Correio braziliense, n. 20787 , 21/04/2020. Política, p.4

 

PGR pede investigação, senador mira presidente

Renato Souza

Luiz Calcagno

21/04/2020

 

 

Augusto Aras envia pedido ao Supremo para apurar manifestações de domingo contra a democracia. Randolfe Rodrigues representa contra Jair Bolsonaro na Procuradoria

O procurador-geral da República, Augusto Aras, enviou ao Supremo Tribunal Federal (STF) pedido de investigação contra os organizadores dos protestos que pediram o fechamento da Corte e do Congresso, ocorridos no domingo. A ação tramita sob sigilo. O presidente Jair Bolsonaro, que marcou presença e até discursou na manifestação em Brasília, não é citado pela Procuradoria. Se o STF aceitar o pedido, a Polícia Federal entrará na investigação. Os responsáveis pelo ato poderão ser presos por violar a Lei de Segurança Nacional.

De acordo com Aras, houve participação de deputados federais nos atos, o que justifica a competência do STF sobre o episódio. Ainda de acordo com o procurador-geral, uma das pautas era a instauração de uma norma semelhante ao Ato Institucional nº 5 (AI-5), que suprimiu direitos individuais e coletivos e cassou mandatos de políticos durante a ditadura militar. “O Estado brasileiro admite única ideologia que é a do regime da democracia participativa. Qualquer atentado à democracia afronta a Constituição e a Lei de Segurança Nacional”, argumentou.

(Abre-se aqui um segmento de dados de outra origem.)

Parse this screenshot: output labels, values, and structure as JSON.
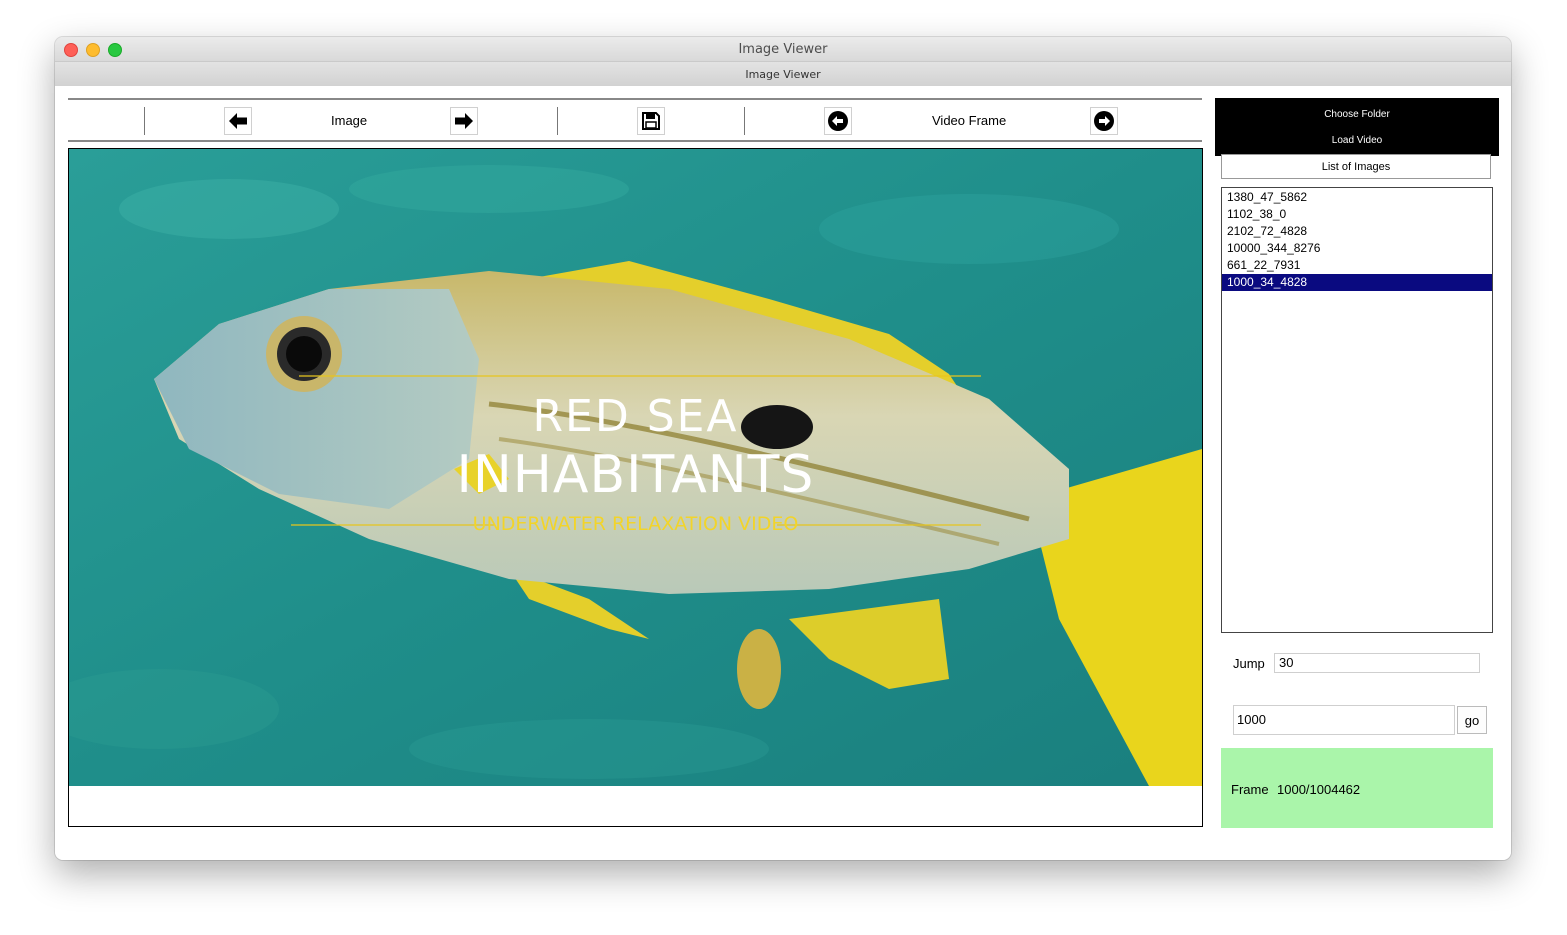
{
  "window": {
    "title": "Image Viewer",
    "subtitle": "Image Viewer"
  },
  "toolbar": {
    "image_label": "Image",
    "video_frame_label": "Video Frame",
    "icons": [
      "arrow-left-icon",
      "arrow-right-icon",
      "save-icon",
      "circle-arrow-left-icon",
      "circle-arrow-right-icon"
    ]
  },
  "viewer": {
    "overlay": {
      "line1": "RED SEA",
      "line2": "INHABITANTS",
      "line3": "UNDERWATER RELAXATION VIDEO"
    }
  },
  "sidebar": {
    "choose_folder": "Choose Folder",
    "load_video": "Load Video",
    "list_header": "List of Images",
    "images": [
      "1380_47_5862",
      "1102_38_0",
      "2102_72_4828",
      "10000_344_8276",
      "661_22_7931",
      "1000_34_4828"
    ],
    "selected_index": 5,
    "jump_label": "Jump",
    "jump_value": "30",
    "frame_input_value": "1000",
    "go_label": "go",
    "frame_label": "Frame",
    "frame_value": "1000/1004462",
    "status_color": "#aaf5aa",
    "selection_color": "#0a0a80"
  }
}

Na opinião de especialistas, há pouca ou nenhuma possibilidade de enquadramento do presidente da República na investigação que deve ser aberta pelo Supremo a pedido da PGR. É o que afirma a professora Vera Chemim, advogada constitucionalista, mestre em direito público administrativo pela Fundação Getulio Vargas (FGV). De acordo com ela, mesmo tendo participado do ato, o presidente não é um dos organizadores nem citou o AI-5 ou o fechamento de instituições. “O discurso não tem nada se referindo ao AI-5 ou ao Congresso Nacional. A princípio, não existe possibilidade de que o presidente seja enquadrado nessa investigação. Mas alguém pode denunciá-lo por ilícito penal, que, em razão da aglomeração, pode representar crime de responsabilidade contra o direito fundamental à saúde”, ressaltou.

Representação

Já o senador Randolfe Rodrigues (Rede-AP) entrou com uma representação na PGR contra Bolsonaro. O parlamentar argumentou que, ao comparecer ao evento em Brasília, discursar, afirmar que acredita nos presentes e divulgar o vídeo em suas redes sociais, o presidente demonstrou concordar com o protesto e com as pautas dos manifestantes. Além disso, ao marcar presença, o chefe do Executivo contrariou as determinações do Ministério da Saúde e da Organização Mundial de Saúde ao incentivar aglomerações.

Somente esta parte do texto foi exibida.